Billingsgate Market was formally established in 1699, and by the 19th century it was the largest fish market in the world. Prior to this, Billingsgate Wharf had been the home of fishmongers and a focal point of Company business since medieval times. The artist of this painting, George Elgar Hicks, is famous for his series of genre paintings depicting specific and nuanced aspects of 19th century London. As well as this painting of Billingsgate Market, his body of work also includes Dividend Day at the Bank of England and The General Post Office at one minute to six.
Staffed by a tireless group of Red Cross Nurses and consultant surgeons from St Bartholemew’s, The Royal Red Cross Hospital for Officers at Fishmongers’ Hall opened in October 1914, and would save the lives of 1,135 patients by the time it finally closed its doors in February 1919.

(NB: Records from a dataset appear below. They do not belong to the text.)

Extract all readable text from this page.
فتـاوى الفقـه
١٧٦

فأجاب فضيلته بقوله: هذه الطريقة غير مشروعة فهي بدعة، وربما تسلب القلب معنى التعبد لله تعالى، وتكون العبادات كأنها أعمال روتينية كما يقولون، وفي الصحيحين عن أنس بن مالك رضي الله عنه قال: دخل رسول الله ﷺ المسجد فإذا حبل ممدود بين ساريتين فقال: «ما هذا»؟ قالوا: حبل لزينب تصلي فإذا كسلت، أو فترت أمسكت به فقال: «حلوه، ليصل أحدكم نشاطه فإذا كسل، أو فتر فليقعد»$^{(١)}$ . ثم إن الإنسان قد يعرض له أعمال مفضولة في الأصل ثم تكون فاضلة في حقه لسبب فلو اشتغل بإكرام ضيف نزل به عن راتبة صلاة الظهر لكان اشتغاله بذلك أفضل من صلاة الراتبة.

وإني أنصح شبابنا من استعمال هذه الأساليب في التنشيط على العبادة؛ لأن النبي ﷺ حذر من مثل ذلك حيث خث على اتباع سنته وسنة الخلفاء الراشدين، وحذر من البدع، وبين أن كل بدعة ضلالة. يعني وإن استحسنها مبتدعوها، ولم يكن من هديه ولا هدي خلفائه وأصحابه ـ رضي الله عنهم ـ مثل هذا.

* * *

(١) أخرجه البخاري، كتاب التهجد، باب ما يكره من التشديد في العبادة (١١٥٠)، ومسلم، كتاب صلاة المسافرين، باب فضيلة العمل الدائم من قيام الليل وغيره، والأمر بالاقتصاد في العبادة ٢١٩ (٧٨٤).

The Salusbury Dish is the oldest piece of silver in the Collection, dating from 1626. Originally a gift from Sir Paul Pindar (Ambassador of King James I to the Ottoman Empire), the past Prime Warden Sir Robert Salusbury presented it to the Company in 1726.
One of the more recent additions to the Collection, the light sculpture Shoal743 was commissioned in 2015 and now proudly hangs in the entrance of Fishmongers’ Hall. Consisting of 743 bone china fish plated in 24ct gold, the shoal represents the number of years between the Company’s inception by Royal Charter and 1272 and the date of installation.